Dabei wurde der Vorsitzende, Philipp Graf von und zu Lerchenfeld (DJK),
in seinem Amt im obersten Laiengremium der Diözese Regensburg
einstimmig bestätigt, ebenso der stellvertretende Vorsitzende
Michael Meier (Stephanusgemeinschaft). Als weitere stellvertretende
Vorsitzende wurde Michaela Halter (Kath. Erziehergemeinschaft) neu
gewählt. Als Delegierter in das Landeskomitee der Katholiken
wird Edmund Speiseder (Kath. Elternschaft) entsandt, im Zentralkomitee
der deutschen Katholiken werden Michaela Halter, Dr. Michael Schörnig
(Kath. Akademikerverband) und Monika Uhl (Berufsgemeinschaft der Pfarrhaushälterinnen)
vertreten sein.
Bei seinem Rückblick auf die vergangene Wahlperiode ging Graf
Lerchenfeld auf die Schwerpunkte der Arbeit des Diözesankomitees
ein. Zu Beginn habe die Konstituierung des Gremiums im Mittelpunkt
gestanden, um schließlich auch die Arbeit in den Gremien auf
Landes- und Bundesebene aufzunehmen. Höhepunkt sei sicherlich
der Besuch des Papstes in Regensburg sowie die Fahrten nach Österreich
und Pilsen zu den Gottesdiensten mit Papst Benedikt XVI. Inhaltlich
habe man sich vor allem mit dem Thema "Ehe und Familie"
auseinandergesetzt, um gesellschaftspolitische Fragen zu klären.
Dabei sei ein Schwerpunkt eine Veranstaltungsreihe mit Vorträgen
und Diskussionsrunden zum Thema gewesen. Aktuell behandle man das
Thema "Heiligung des Sonntags" mit verschiedenen Aktivitäten,
wie z.B. Briefe an die Landtagsfraktionen und Bürgermeister sowie
einem Kreativwettbewerb zum Thema "Was den Sonntag einfach
göttlich' macht", deren Werke beim Bistumsstand am Ökumenischen
Kirchentag in München ausgestellt werden sollen.

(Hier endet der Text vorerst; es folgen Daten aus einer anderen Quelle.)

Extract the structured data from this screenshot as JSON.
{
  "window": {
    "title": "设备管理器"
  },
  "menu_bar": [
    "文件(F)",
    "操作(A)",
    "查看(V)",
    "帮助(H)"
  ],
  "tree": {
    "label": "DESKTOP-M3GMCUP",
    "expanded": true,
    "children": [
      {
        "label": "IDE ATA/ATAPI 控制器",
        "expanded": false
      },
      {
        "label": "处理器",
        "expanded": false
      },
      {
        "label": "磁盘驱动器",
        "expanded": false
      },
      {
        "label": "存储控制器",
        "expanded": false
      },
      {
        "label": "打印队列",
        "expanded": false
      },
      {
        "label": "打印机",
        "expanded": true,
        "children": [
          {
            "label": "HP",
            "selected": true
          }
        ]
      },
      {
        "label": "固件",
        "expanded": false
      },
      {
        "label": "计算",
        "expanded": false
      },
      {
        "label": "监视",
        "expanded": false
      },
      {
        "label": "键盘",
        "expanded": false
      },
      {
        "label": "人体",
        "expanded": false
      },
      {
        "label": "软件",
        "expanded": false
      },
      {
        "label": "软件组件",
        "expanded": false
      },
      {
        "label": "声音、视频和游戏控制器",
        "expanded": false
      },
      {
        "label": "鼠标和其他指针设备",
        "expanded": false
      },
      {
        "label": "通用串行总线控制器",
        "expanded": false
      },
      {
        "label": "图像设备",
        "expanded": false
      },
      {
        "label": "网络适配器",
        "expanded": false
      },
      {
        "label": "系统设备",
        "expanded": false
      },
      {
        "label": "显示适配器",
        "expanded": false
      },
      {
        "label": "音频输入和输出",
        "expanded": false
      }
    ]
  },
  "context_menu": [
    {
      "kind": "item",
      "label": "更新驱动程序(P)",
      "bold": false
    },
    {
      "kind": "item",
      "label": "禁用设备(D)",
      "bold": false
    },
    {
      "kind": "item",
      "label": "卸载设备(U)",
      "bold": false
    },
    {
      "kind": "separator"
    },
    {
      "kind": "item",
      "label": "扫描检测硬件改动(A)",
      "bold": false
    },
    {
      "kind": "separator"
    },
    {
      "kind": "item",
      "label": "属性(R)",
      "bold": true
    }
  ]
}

Graf Lerchenfeld wies außerdem besonders auf die Pontifikalvesper
im Dom zu Regensburg am 25. April 2010 um 15 Uhr hin, die anlässlich
des 5. Jahrestags der Wahl von Papst Benedikt XVI. stattfinde.
Thematischer Schwerpunkt der Vollversammlung des Diözesankomitee
war die Hospizbewegung. Dazu berichtete Petra Seitzer, Vorsitzende
des Hospizvereins Regensburg, über ihre Arbeit sowie über
das geplante Johannes-Hospiz in Regensburg. Für die Begleitung
von Schwerstkranken stünden 77 ehrenamtliche Hospizbegleiter
zur Verfügung, die für ihre Aufgabe intensiv vorbereitet
würden. Die Begleitung sei zu Beginn oft zurückhaltend,
erst wenn eine Beziehung aufgebaut worden sei, kämen die Begleiter
öfter zum Einsatz. Interessant sei, dass 85% der Begleitung im
häuslichen Bereich erfolge und oft auch der Entlastung der Angehörigen
diene. Da es in Regensburg noch kein stationäres Hospiz gebe,
habe sich der Verein entschlossen, zusammen mit der Johanniter-Unfall-Hilfe
ein Hospiz in Pentling zu bauen. Mit Hilfe von verschiedenen Unterstützern
sei ein Baubeginn 2011 geplant, die Fertigstellung sei für 2012
vorgesehen. Petra Seitzer berichtete, dass in ein Hospiz nur Patienten
kämen, die eine sehr weit fortgeschrittene Krankheit hätten,
deren Heilung nicht möglich sei und nur noch eine begrenzte Lebenserwartung
von wenigen Wochen oder Monaten hätten. Sie erklärte den
Anwesenden auch die Unterscheide zwischen einer an ein Krankenhaus
angeschlossenen Palliativstation und einem stationären Hospiz.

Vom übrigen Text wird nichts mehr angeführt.